As promised, here are a few crackpot arguments to be used only by the most desperate in such cases. Your humble author doesn’t know if these will work, but if they are the only alternative to writing a big check, perhaps they are worth exploring.

  1. As with the Karges decision, the argument should be raised that Labor Code Section 4663 is the more recent law, and therefore reflects the more current legislative intent. In litigated matters, judicial authority should be used to further this Legislative intent and not find impairment caused entirely by non-industrial factors to be compensable.
  2. In the writ denied case of Michael Yubeta v. Workers’ Compensation Appeals Board, a corrections officer’s claim for heart disease was ruled non-compensable when the Agreed Medical Evaluator found cardiovascular disease manifested prior to the start of his tenure with the Department of Corrections. In the Kennedy, matter, the defense might argue that the patent foramen ovule is the “heart trouble” contemplated by section 3212, and it manifested itself at birth, before the term of service with the fire department. Mr. Kennedy’s stroke, being directly and exclusively caused by this manifestation, should not be presumed compensable.

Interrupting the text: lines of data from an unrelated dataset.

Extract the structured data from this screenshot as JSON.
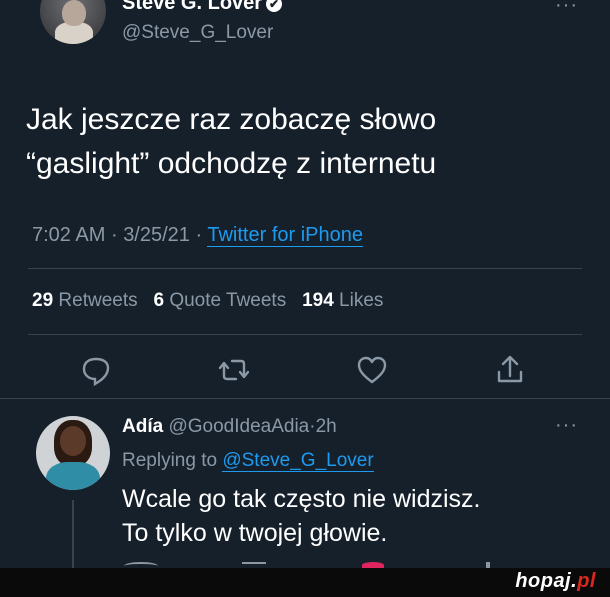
{
  "tweet": {
    "author_name": "Steve G. Lover",
    "verified_mark": "✔",
    "author_handle": "@Steve_G_Lover",
    "more_label": "···",
    "text_line1": "Jak jeszcze raz zobaczę słowo",
    "text_line2": "“gaslight” odchodzę z internetu",
    "time": "7:02 AM",
    "sep": "·",
    "date": "3/25/21",
    "source": "Twitter for iPhone",
    "stats": {
      "retweets_count": "29",
      "retweets_label": "Retweets",
      "quotes_count": "6",
      "quotes_label": "Quote Tweets",
      "likes_count": "194",
      "likes_label": "Likes"
    },
    "actions": [
      "reply-icon",
      "retweet-icon",
      "like-icon",
      "share-icon"
    ]
  },
  "reply": {
    "author_name": "Adía",
    "author_handle": "@GoodIdeaAdia",
    "age": "2h",
    "more_label": "···",
    "replying_prefix": "Replying to",
    "replying_handle": "@Steve_G_Lover",
    "text_line1": "Wcale go tak często nie widzisz.",
    "text_line2": "To tylko w twojej głowie."
  },
  "watermark": {
    "name": "hopaj",
    "dot": ".",
    "tld": "pl"
  },
  "colors": {
    "background": "#15202b",
    "accent": "#1d9bf0",
    "secondary_text": "#8b98a5",
    "divider": "#38444d"
  }
}
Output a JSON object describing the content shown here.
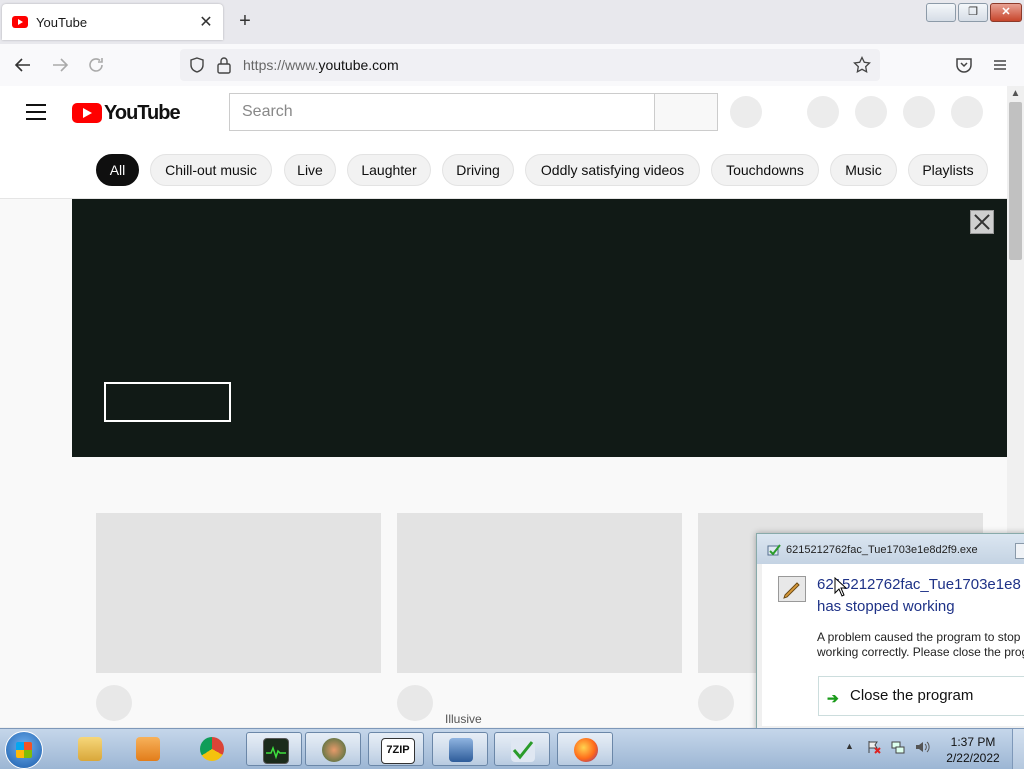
{
  "browser": {
    "tab_title": "YouTube",
    "tab_close": "✕",
    "new_tab": "+",
    "url_prefix": "https://www.",
    "url_domain": "youtube.com",
    "window_buttons": {
      "minimize": "▭",
      "restore": "❐",
      "close": "✕"
    }
  },
  "youtube": {
    "logo_text": "YouTube",
    "search_placeholder": "Search",
    "chips": [
      "All",
      "Chill-out music",
      "Live",
      "Laughter",
      "Driving",
      "Oddly satisfying videos",
      "Touchdowns",
      "Music",
      "Playlists"
    ],
    "active_chip": "All",
    "channel_label": "Illusive"
  },
  "dialog": {
    "title": "6215212762fac_Tue1703e1e8d2f9.exe",
    "heading_line1": "6215212762fac_Tue1703e1e8",
    "heading_line2": "has stopped working",
    "message": "A problem caused the program to stop working correctly. Please close the program.",
    "action_label": "Close the program",
    "action_arrow": "➔"
  },
  "taskbar": {
    "items": [
      "explorer-icon",
      "media-player-icon",
      "chrome-icon",
      "resource-monitor-icon",
      "app-icon",
      "7zip-icon",
      "network-tool-icon",
      "checkmark-tool-icon",
      "firefox-icon"
    ],
    "zip_label": "7ZIP",
    "time": "1:37 PM",
    "date": "2/22/2022",
    "tray_arrow": "▲"
  }
}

    After all, the poor guy had a hole in his heart — not in the sense that he couldn’t love or open up to other people, but the wall to his heart had an actual hole. Studies had shown that this practically guaranteed that he would sustain a stroke at some point in his life. (Understandably, this one is a stretch).

  3. Webster’s dictionary defines “attribute” as “to regard as resulting from a specified cause.” However, as the Labor Code does not use the words “apportionment” and “attributed” interchangeably, we can only suppose that they mean two different things. So, while section 3212 prohibits us from attributing heart trouble for purposes of AOE/COE (Arising Out Of Employment/In The Course Of Employment), perhaps we are still permitted to “apportion” the heart trouble to non-industrial causes. If such is the case, the Kennedy matter should have found the stroke compensable, and yet apportioned 100% to non-industrial causes.

    In other words, Mr. Kennedy should get the medical treatment but not the permanent disability indemnity.